Invertible: y(t) = 2x(t) → x(t) = y(t)/2 (recoverable)
Non-invertible: y(t) = x²(t) → x(t) = ±√y(t) (ambiguous)

Practical importance: Communication channels must be invertible so the receiver can recover the transmitted signal. Encryption systems are invertible by design (with the key).

7. Time-Invariant & Time-Varying Systems

A time-invariant (fixed) system has characteristics that do not change over time. If input x(t) produces output y(t), then a delayed input x(t - T) produces the same delayed output y(t - T) for any delay T.

Time-Invariant: T{x(t - T)} = y(t - T) for all T
A time shift in input produces the same time shift in output.

A time-varying system has parameters that change with time. The same input applied at different times produces different outputs.

  • Time-invariant: y(t) = 3x(t) — coefficient is constant
  • Time-varying: y(t) = t·x(t) — coefficient changes with time
  • Real-world: A rocket's mass decreases as fuel burns, making it time-varying

Summary Comparison Table

System TypeKey PropertyTest Condition
LinearSuperposition holdsAdditivity + Homogeneity
Time-InvariantParameters constantDelay in = Delay out
Stable (BIBO)Bounded I/O|x| < ∞ → |y| < ∞
StaticNo memoryOutput depends only on present input
InvertibleOne-to-one mappingInput recoverable from output
PassiveNo energy sourceOutput energy ≤ Input energy
ContinuousSignal at all tDefined for every real number t

Frequently Asked Questions

Q1: What is the difference between a linear and non-linear system?

A linear system obeys the superposition principle — additivity and homogeneity.

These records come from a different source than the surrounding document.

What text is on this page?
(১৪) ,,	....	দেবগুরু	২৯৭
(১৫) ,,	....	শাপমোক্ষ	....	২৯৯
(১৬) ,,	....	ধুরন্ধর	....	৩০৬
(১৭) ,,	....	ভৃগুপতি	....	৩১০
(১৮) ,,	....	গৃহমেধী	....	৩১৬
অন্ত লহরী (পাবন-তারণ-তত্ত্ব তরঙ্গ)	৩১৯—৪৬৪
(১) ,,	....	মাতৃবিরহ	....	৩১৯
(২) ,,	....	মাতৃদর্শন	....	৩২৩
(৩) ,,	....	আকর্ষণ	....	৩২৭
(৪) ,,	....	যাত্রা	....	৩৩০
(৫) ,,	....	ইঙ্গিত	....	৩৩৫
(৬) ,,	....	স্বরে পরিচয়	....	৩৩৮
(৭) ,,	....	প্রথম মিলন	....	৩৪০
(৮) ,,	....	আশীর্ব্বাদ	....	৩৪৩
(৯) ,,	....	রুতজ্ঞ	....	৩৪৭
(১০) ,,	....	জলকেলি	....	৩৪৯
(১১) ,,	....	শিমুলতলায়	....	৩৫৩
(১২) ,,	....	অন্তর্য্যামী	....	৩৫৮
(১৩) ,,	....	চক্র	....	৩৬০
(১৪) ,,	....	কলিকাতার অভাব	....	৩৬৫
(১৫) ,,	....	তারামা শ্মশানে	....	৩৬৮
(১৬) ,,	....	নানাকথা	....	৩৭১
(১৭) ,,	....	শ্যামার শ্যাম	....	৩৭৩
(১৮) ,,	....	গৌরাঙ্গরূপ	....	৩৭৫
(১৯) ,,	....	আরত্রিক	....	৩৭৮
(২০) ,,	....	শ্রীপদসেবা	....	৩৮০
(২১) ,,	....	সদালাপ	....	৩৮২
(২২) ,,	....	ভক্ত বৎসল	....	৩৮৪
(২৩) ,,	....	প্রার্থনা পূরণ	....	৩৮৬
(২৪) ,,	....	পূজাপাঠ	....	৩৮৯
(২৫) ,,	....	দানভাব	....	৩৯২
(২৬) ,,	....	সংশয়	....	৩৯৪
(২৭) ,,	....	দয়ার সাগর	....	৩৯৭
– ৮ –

If you double the input, the output doubles. A non-linear system violates at least one of these properties. Examples of non-linear elements include diodes, saturating magnetic cores, and systems with square-law characteristics.

Q2: Why is BIBO stability important in control systems?

BIBO stability ensures that a system will not produce unbounded (infinite) output for any reasonable (bounded) input. In practical terms, an unstable control system can cause equipment damage, oscillations, or runaway conditions. All real-world controllers must be designed for BIBO stability.

Q3: Can a system be both linear and time-varying?

Yes. A system like y(t) = t·x(t) is linear (satisfies superposition) but time-varying (the multiplier t changes with time). Such systems are called Linear Time-Varying (LTV) systems and are common in communications (e.g., AM modulation).

Q4: What are energy-storing elements in a dynamic system?

In electrical systems: capacitors (store energy in electric field) and inductors (store energy in magnetic field). In mechanical systems: springs (potential energy) and masses (kinetic energy). These elements give the system "memory" of past inputs.

Q5: How do you test if a system is time-invariant?

Apply a time shift T to the input to get x(t - T), then compute the output. Separately, take the original output y(t) and shift it by T to get y(t - T). If both results are identical for all values of T, the system is time-invariant. If they differ for any T, the system is time-varying.